When a school is focused too intently on playing catch-up with students who came in below standard grade level, play falls very easily by the wayside as teachers jump quickly from one subject to the next, essentially overloading children with knowledge and information that they cannot process all at once. Creating scheduled time in the day for an unstructured break creates downtime between the complicated intellectual challenges that kids face in each subject they study.
Very few states actually impose mandatory recess or physical education. Only three, in fact – Delaware, Virginia and Nebraska – require 20 minutes of recess every day. And, as child development specialists note, recess and physical education are in no way the same thing.
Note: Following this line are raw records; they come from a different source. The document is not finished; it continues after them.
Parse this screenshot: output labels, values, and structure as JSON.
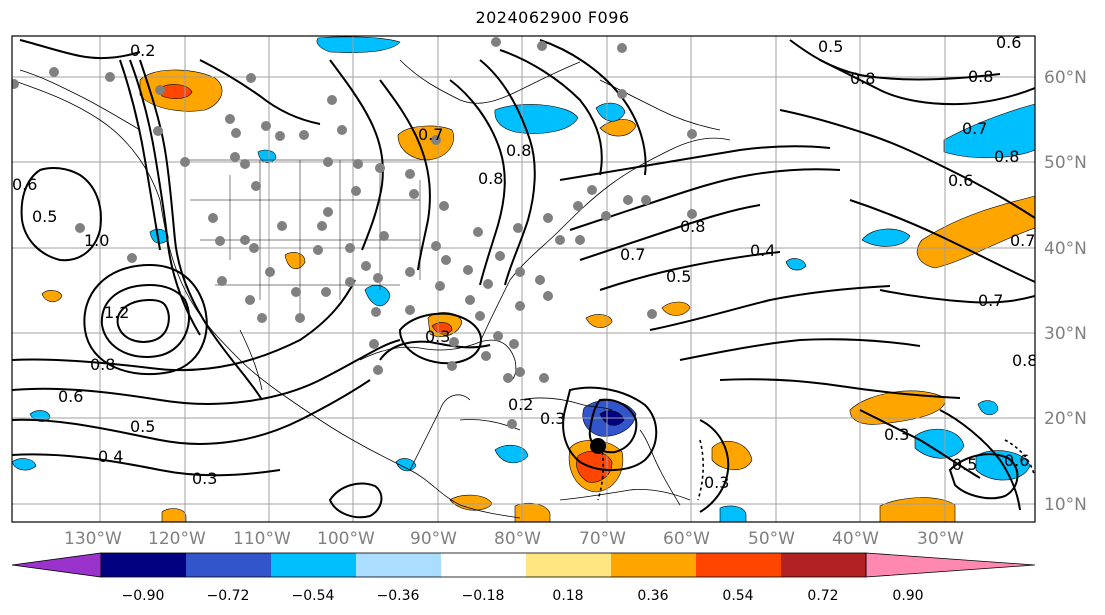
{
  "title": "2024062900 F096",
  "map": {
    "lon_labels": [
      "130°W",
      "120°W",
      "110°W",
      "100°W",
      "90°W",
      "80°W",
      "70°W",
      "60°W",
      "50°W",
      "40°W",
      "30°W"
    ],
    "lat_labels": [
      "60°N",
      "50°N",
      "40°N",
      "30°N",
      "20°N",
      "10°N"
    ],
    "contour_labels": [
      "0.2",
      "0.6",
      "0.5",
      "0.8",
      "0.8",
      "0.7",
      "0.8",
      "0.6",
      "0.7",
      "0.6",
      "0.5",
      "1.0",
      "0.8",
      "0.7",
      "0.5",
      "0.4",
      "1.2",
      "0.8",
      "0.6",
      "0.5",
      "0.4",
      "0.3",
      "0.3",
      "0.2",
      "0.3",
      "0.3",
      "0.5",
      "0.6",
      "0.8",
      "0.7",
      "0.7",
      "0.3",
      "0.8",
      "0.8"
    ]
  },
  "colorbar": {
    "ticks": [
      "−0.90",
      "−0.72",
      "−0.54",
      "−0.36",
      "−0.18",
      "0.18",
      "0.36",
      "0.54",
      "0.72",
      "0.90"
    ],
    "colors": [
      "#9933cc",
      "#000080",
      "#3355cc",
      "#00bfff",
      "#aaddff",
      "#ffffff",
      "#ffe680",
      "#ffa500",
      "#ff4500",
      "#b22222",
      "#ff88b0"
    ]
  },
  "colors": {
    "positive_fill": "#ffa500",
    "strong_positive_fill": "#ff4500",
    "negative_fill": "#00bfff",
    "strong_negative_fill": "#3355cc",
    "station_dot": "#808080",
    "grid": "#a0a0a0"
  }
}
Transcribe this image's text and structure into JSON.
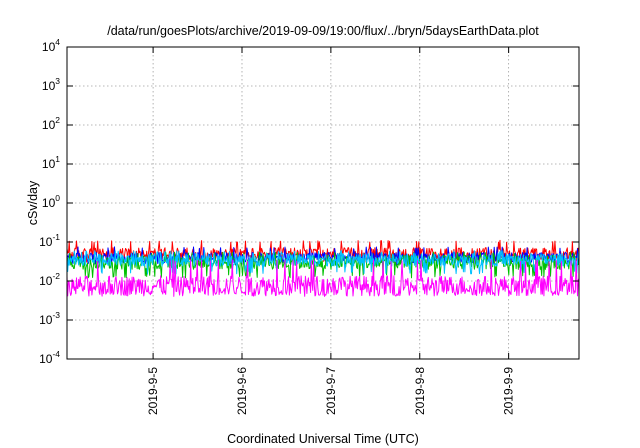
{
  "chart_data": {
    "type": "line",
    "title": "/data/run/goesPlots/archive/2019-09-09/19:00/flux/../bryn/5daysEarthData.plot",
    "xlabel": "Coordinated Universal Time (UTC)",
    "ylabel": "cSv/day",
    "yscale": "log",
    "ylim": [
      0.0001,
      10000
    ],
    "y_ticks": [
      {
        "value": 0.0001,
        "base": "10",
        "exp": "-4"
      },
      {
        "value": 0.001,
        "base": "10",
        "exp": "-3"
      },
      {
        "value": 0.01,
        "base": "10",
        "exp": "-2"
      },
      {
        "value": 0.1,
        "base": "10",
        "exp": "-1"
      },
      {
        "value": 1,
        "base": "10",
        "exp": "0"
      },
      {
        "value": 10,
        "base": "10",
        "exp": "1"
      },
      {
        "value": 100,
        "base": "10",
        "exp": "2"
      },
      {
        "value": 1000,
        "base": "10",
        "exp": "3"
      },
      {
        "value": 10000,
        "base": "10",
        "exp": "4"
      }
    ],
    "xlim": [
      "2019-09-04T00:45",
      "2019-09-09T19:00"
    ],
    "x_ticks": [
      {
        "date": "2019-09-05T00:00",
        "label": "2019-9-5"
      },
      {
        "date": "2019-09-06T00:00",
        "label": "2019-9-6"
      },
      {
        "date": "2019-09-07T00:00",
        "label": "2019-9-7"
      },
      {
        "date": "2019-09-08T00:00",
        "label": "2019-9-8"
      },
      {
        "date": "2019-09-09T00:00",
        "label": "2019-9-9"
      }
    ],
    "grid": true,
    "series": [
      {
        "color": "#ff0000",
        "median": 0.05,
        "min": 0.03,
        "max": 0.11
      },
      {
        "color": "#0000ff",
        "median": 0.04,
        "min": 0.025,
        "max": 0.075
      },
      {
        "color": "#00c000",
        "median": 0.03,
        "min": 0.012,
        "max": 0.055
      },
      {
        "color": "#00c0ff",
        "median": 0.035,
        "min": 0.015,
        "max": 0.06
      },
      {
        "color": "#ff00ff",
        "median": 0.0075,
        "min": 0.004,
        "max": 0.035
      }
    ]
  }
}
While the often-unmet standard of 150 minutes per week of physical education is a crucial piece of elementary education, the unstructured nature of recess sets it apart.
Without intentionally scheduled play built into school days, children’s attention spans and capabilities for processing information suffer. These children end up finding little enjoyment in school. Even worse, according to a study by the New York Times, is when teachers take away recess or unstructured playtime as punishment for misbehavior, often from the kids who most need a break from classroom time.
For many children, physical education and recess are also the only forms of exercise that they get away from home. Young children, like all people, need to exercise frequently. Because children are less self-aware than adults, exercise – just like play – must be an intentional aspect of their schedules. Without recess or even a period of structured physical activity, these kids lose all the benefits of exercise. With child obesity on the rise, this is a problem that schools could help to solve rather than contribute to.